Nella giornata dedicata alla decarbonizzazione, 47 Paesi che insieme rappresentano oltre il 50% del PIL globale hanno deciso di riprendere e potenziare la Breakthrough Agenda, un’iniziativa lanciata a Cop26 con lo scopo di ridurre le emissioni. Sono state identificate 25 azioni prioritarie per accelerare la transizione energetica e per rendere le tecnologie pulite più economiche e più accessibili a tutti. Nonostante non siano stati raggiunti gli obiettivi del precedente piano, i delegati dei vari Paesi hanno presentato un nuovo programma per “decarbonizzare” il settore dell’energia, dei trasporti e dell’acciaio, per aumentare la produzione di idrogeno a basse emissioni e per accelerare il passaggio ad un tipo di agricoltura sostenibile entro la COP28.

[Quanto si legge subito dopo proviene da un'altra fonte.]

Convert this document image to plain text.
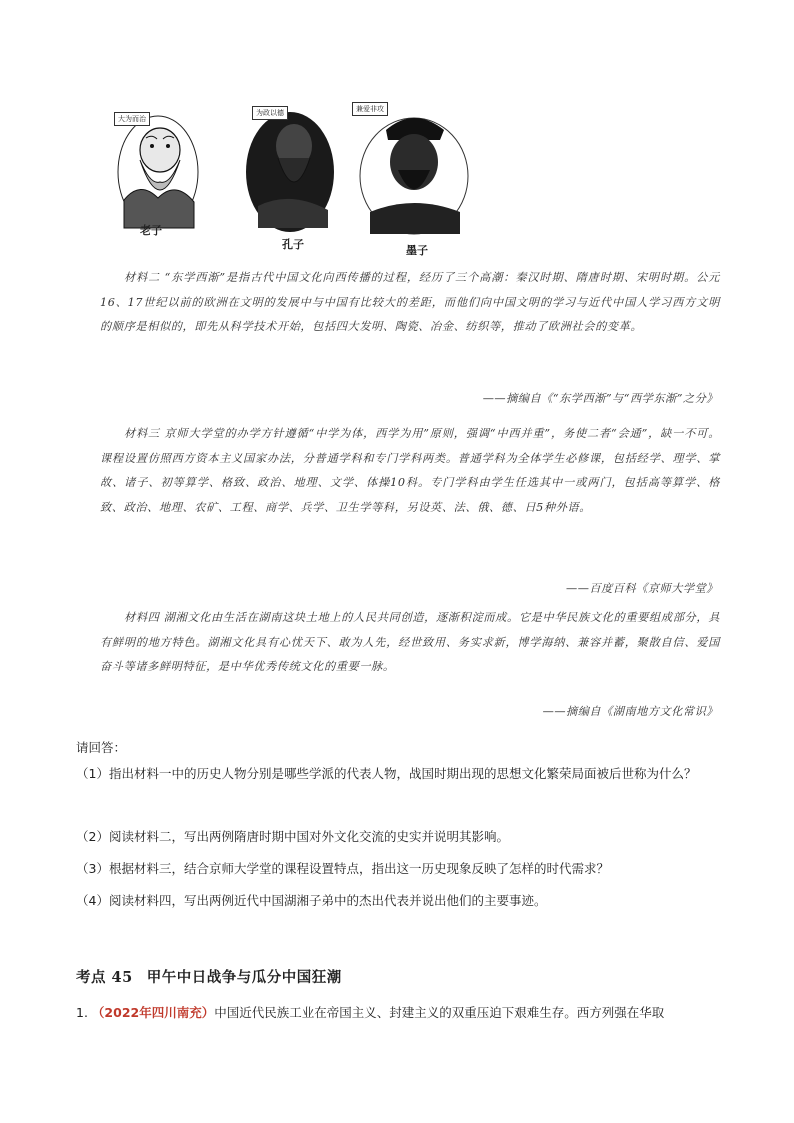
大为而治
老子
为政以德
孔子
兼爱非攻
墨子
材料二 “东学西渐”是指古代中国文化向西传播的过程，经历了三个高潮：秦汉时期、隋唐时期、宋明时期。公元16、17世纪以前的欧洲在文明的发展中与中国有比较大的差距，而他们向中国文明的学习与近代中国人学习西方文明的顺序是相似的，即先从科学技术开始，包括四大发明、陶瓷、冶金、纺织等，推动了欧洲社会的变革。
——摘编自《“东学西渐”与“西学东渐”之分》
材料三 京师大学堂的办学方针遵循“中学为体，西学为用”原则，强调“中西并重”，务使二者“会通”，缺一不可。课程设置仿照西方资本主义国家办法，分普通学科和专门学科两类。普通学科为全体学生必修课，包括经学、理学、掌故、诸子、初等算学、格致、政治、地理、文学、体操10科。专门学科由学生任选其中一或两门，包括高等算学、格致、政治、地理、农矿、工程、商学、兵学、卫生学等科，另设英、法、俄、德、日5种外语。
——百度百科《京师大学堂》
材料四 湖湘文化由生活在湖南这块土地上的人民共同创造，逐渐积淀而成。它是中华民族文化的重要组成部分，具有鲜明的地方特色。湖湘文化具有心忧天下、敢为人先，经世致用、务实求新，博学海纳、兼容并蓄，聚散自信、爱国奋斗等诸多鲜明特征，是中华优秀传统文化的重要一脉。
——摘编自《湖南地方文化常识》
请回答：
（1）指出材料一中的历史人物分别是哪些学派的代表人物，战国时期出现的思想文化繁荣局面被后世称为什么？
（2）阅读材料二，写出两例隋唐时期中国对外文化交流的史实并说明其影响。
（3）根据材料三，结合京师大学堂的课程设置特点，指出这一历史现象反映了怎样的时代需求？
（4）阅读材料四，写出两例近代中国湖湘子弟中的杰出代表并说出他们的主要事迹。
考点 45 甲午中日战争与瓜分中国狂潮
1. （2022年四川南充）中国近代民族工业在帝国主义、封建主义的双重压迫下艰难生存。西方列强在华取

Nella giornata dedicata all’agricoltura è stato lanciato il programma FAST, Food and Agriculture for Sustainable Transformation (Cibo e Agricoltura per la Trasformazione Sostenibile), che ha l’obiettivo di aumentare i contributi finanziari per “decarbonizzare” l’agricoltura e i sistemi alimentari entro il 2030 e insieme garantire la sicurezza alimentare a tutte le popolazioni del mondo attraverso meccanismi di adattamento. Se da una parte, infatti, i sistemi agroalimentari contribuiscono alle emissioni di CO2, al degrado degli ecosistemi e alla perdita di biodiversità, dall’altra sono tra i più colpiti dal cambiamento climatico, da siccità ed eventi metereologici estremi. Per la realizzazione del programma sono state poste come azioni principali: l’accesso ai finanziamenti e l’accesso alle conoscenze tecniche.
Per quanto riguarda la finanza climatica, neanche quest’anno i Paesi sviluppati riusciranno a mobilitare i 100 miliardi di dollari di cui si parla dal 2009. Sono comunque iniziati i negoziati tecnici sulla definizione del nuovo obiettivo di finanza climatica che sarà in vigore dal 2025: secondo gli ultimi studi una somma adeguata alle necessità dovrebbe attestarsi sopra i 1000 miliardi di dollari all’anno (almeno dieci volte l’attuale obiettivo, mai raggiunto). Il tema del Loss and damage – perdite e danni - resta spinoso e pieno di tensioni. Si tratta del meccanismo assicurativo per compensare le perdite e i danni subiti dai i Paesi meno sviluppati, che hanno contribuito meno di tutti alla crisi climatica, finanziato dai paesi storicamente più industrializzati. Joe Biden, durante il suo discorso alla COP27, non ha fatto alcun riferimento al tema, ma ha ribadito il sostegno degli Stati Uniti all’iniziativa Global Shield Against Climate Risks, che prevede la messa in atto di meccanismi assicurativi con la partecipazione delle compagnie (assicurative) per la prevenzione dei disastri. Nessun accenno, invece, a responsabilità storiche o alla volontà di creare un fondo ad hoc a cui attingere durante le situazioni di emergenza create dal cambiamento climatico. La presidenza egiziana ha comunque indicato la COP29 come limite massimo per prendere una decisione in merito alla creazione o meno di uno strumento finanziario per il Loss and damage.
Ha scosso ulteriormente i banchi dei negoziatori l'intervento di un expertise di scienziati, che ha sottolineato come il potenziale di adattamento umano al cambiamento climatico non sia illimitato. Si tratta del report 10 New Insights in Climate Science, redatto dai principali esperti globali delle scienze naturali e sociali convocati dalle reti internazionali Future Earth, The Earth League, World Climate Research Program (WCRP). Sulla base dei loro risultati, entro il 2050 oltre 3 miliardi di persone abiteranno "punti critici di vulnerabilità" - aree con la più alta esposizione ai rischi causati dal clima: il doppio rispetto ad oggi.
"L'adattamento da solo non può tenere il passo con gli impatti dei cambiamenti climatici, che sono già peggiori del previsto", ha affermato il segretario esecutivo delle Nazioni Unite sui cambiamenti climatici Simon Stiell.
Per affrontare la crisi climatica sono infatti necessari cospicui investimenti in azioni di mitigazione e di riduzione delle emissioni, con lo scopo di limitare al minimo perdite e danni futuri.
“Meno mitighiamo, più dobbiamo adattarci.” – ha dichiarato Stiell – “Quindi, investire nella mitigazione è un modo per ridurre la necessità di investire in adattamento e resilienza. Ciò significa presentare piani d'azione nazionali per il clima più forti e farlo ora."